Le chef du CNS, principale coalition d'opposition, a appelé les Syriens au combat au cours d'une conférence de presse à Istanbul.

"J'appelle le peuple syrien à mener la bataille de la libération et de la dignité en comptant sur ses propres forces, sur les rebelles déployés à travers le pays et sur les brigades de l'Armée syrienne libre" au cas où la communauté internationale n'assumerait pas ses responsabilités "en vertu du Chapitre VII" de la Charte de l'ONU, permettant notamment l'usage de la force.

Déjà samedi, l'ASL avait prévenu qu'elle ne respecterait plus le plan Annan, un mois et demi après l'entrée en vigueur de la trêve, constamment ignorée depuis.

"A moins que le Conseil de sécurité de l'ONU ne prenne des décisions d'urgence pour protéger les civils, le plan Annan ira en enfer", a affirmé l'ASL.

Le Comité international de la Croix-Rouge (CICR) a appelé dimanche les parties en conflit en Syrie à épargner les civils dans leurs affrontements

Dimanche encore, vingt-trois personnes dont quatorze civils ont trouvé la mort dans des violences à travers le pays, selon l'Observatoire syrien des droits de l'Homme (OSDH).

Des manifestations dénonçant le massacre de Houla ont eu lieu à Alep (nord), Idleb, Deraa (sud), Hama et dans les environs de Damas, selon l'OSDH.

Après le carnage à Houla, la communauté internationale s'est indignée sans pour autant prendre de mesure concrète, avivant la colère de la population face à l'incapacité des grandes puissances à mettre fin au bain de sang après plus de 14 mois de révolte, qui ont fait plus de 13.000 morts selon un nouveau bilan de l'OSDH.

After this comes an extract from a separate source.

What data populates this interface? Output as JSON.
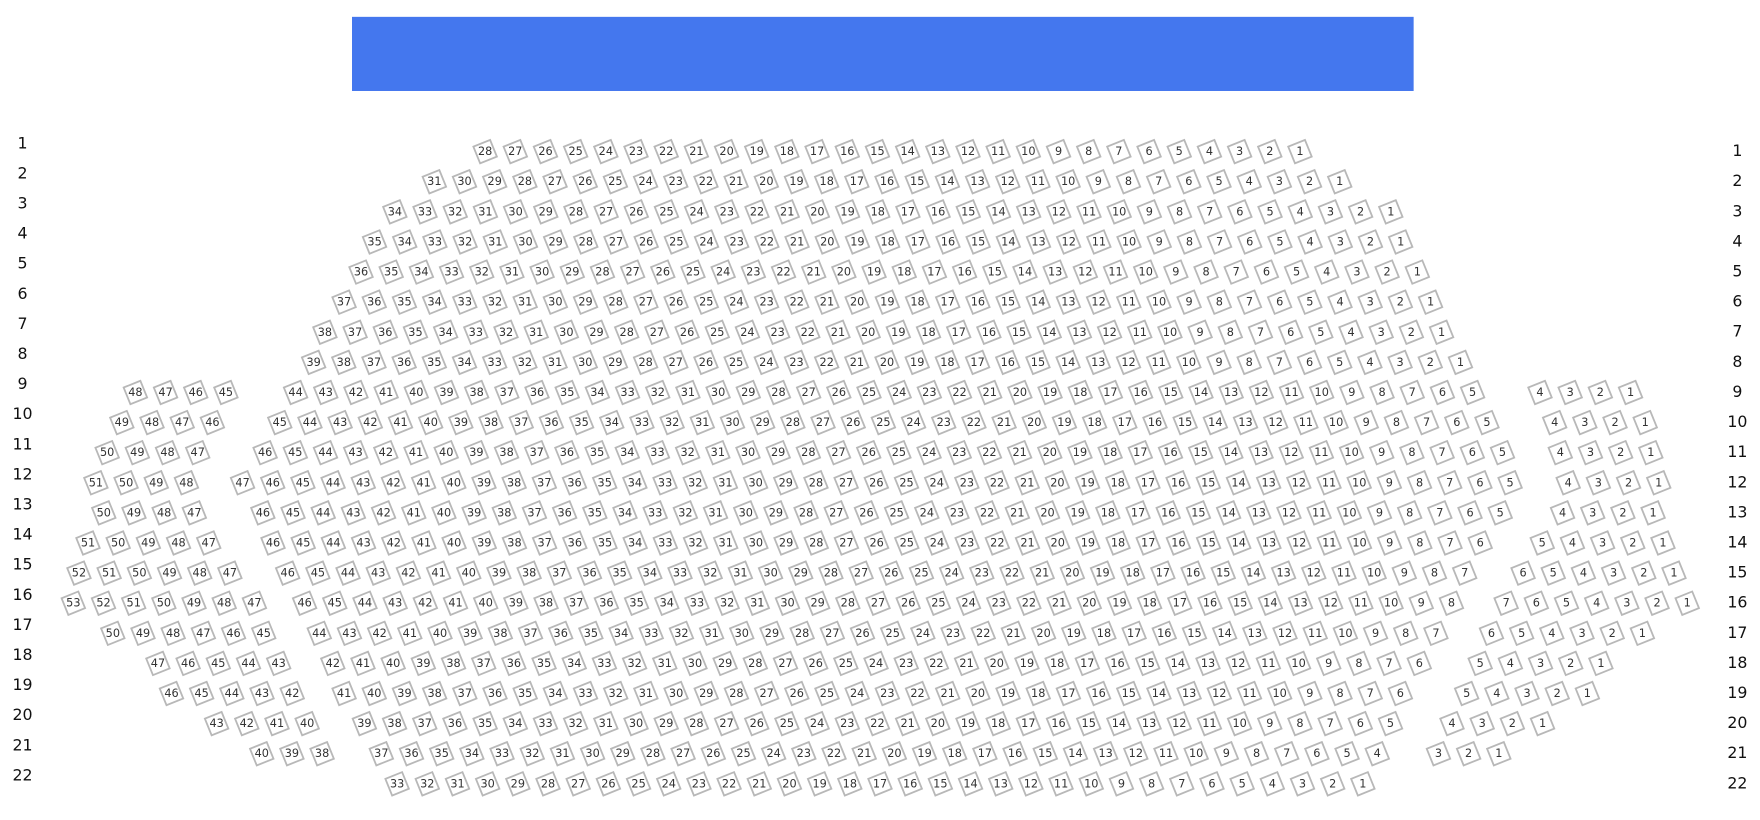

Des habitants exaspérés ont pris à témoin des observateurs de l'ONU qui se sont rendus samedi à Houla, où des dizaines de corps ont été enterrés dans une fosse commune, selon des vidéos de militants.

"Il y avait des enfants de moins de 8 mois! Qu'est-ce qu'ils ont fait? Est-ce qu'ils portaient des roquettes RPG?", crie un homme à un observateur visiblement embarrassé.

"On nous tue et le monde reste les bras croisés, allez au diable avec votre plan" Annan, s'écrie un homme à Houla.

"Pourquoi les observateurs ne se sont-ils pas rendus sur place dès l'annonce de l'attaque? Si le monde ne réagit pas après le massacre de Houla, ça sera une catastrophe", soutient Rami Abdel Rahmane, président de l'OSDH.

Des Libanais chiites enlevés le 22 mai en Syrie, au risque d'intensifier la contagion de la crise syrienne au Liban, sont toujours aux mains de leurs ravisseurs, a indiqué dimanche à l'AFP l'opposition syrienne, laissant entendre qu'il ne s'agissait pas de simples civils. Les autorités libanaises avaient annoncé leur libération vendredi soir.

Selon le New York Times, l'administration américaine compte s'allier à la Russie pour élaborer un plan de sortie de crise prévoyant le départ de Bachar al-Assad, mais le maintien de certains éléments du régime syrien, calqué sur la transition qui a mis fin à la présidence du Yéménite Ali Abdallah Saleh.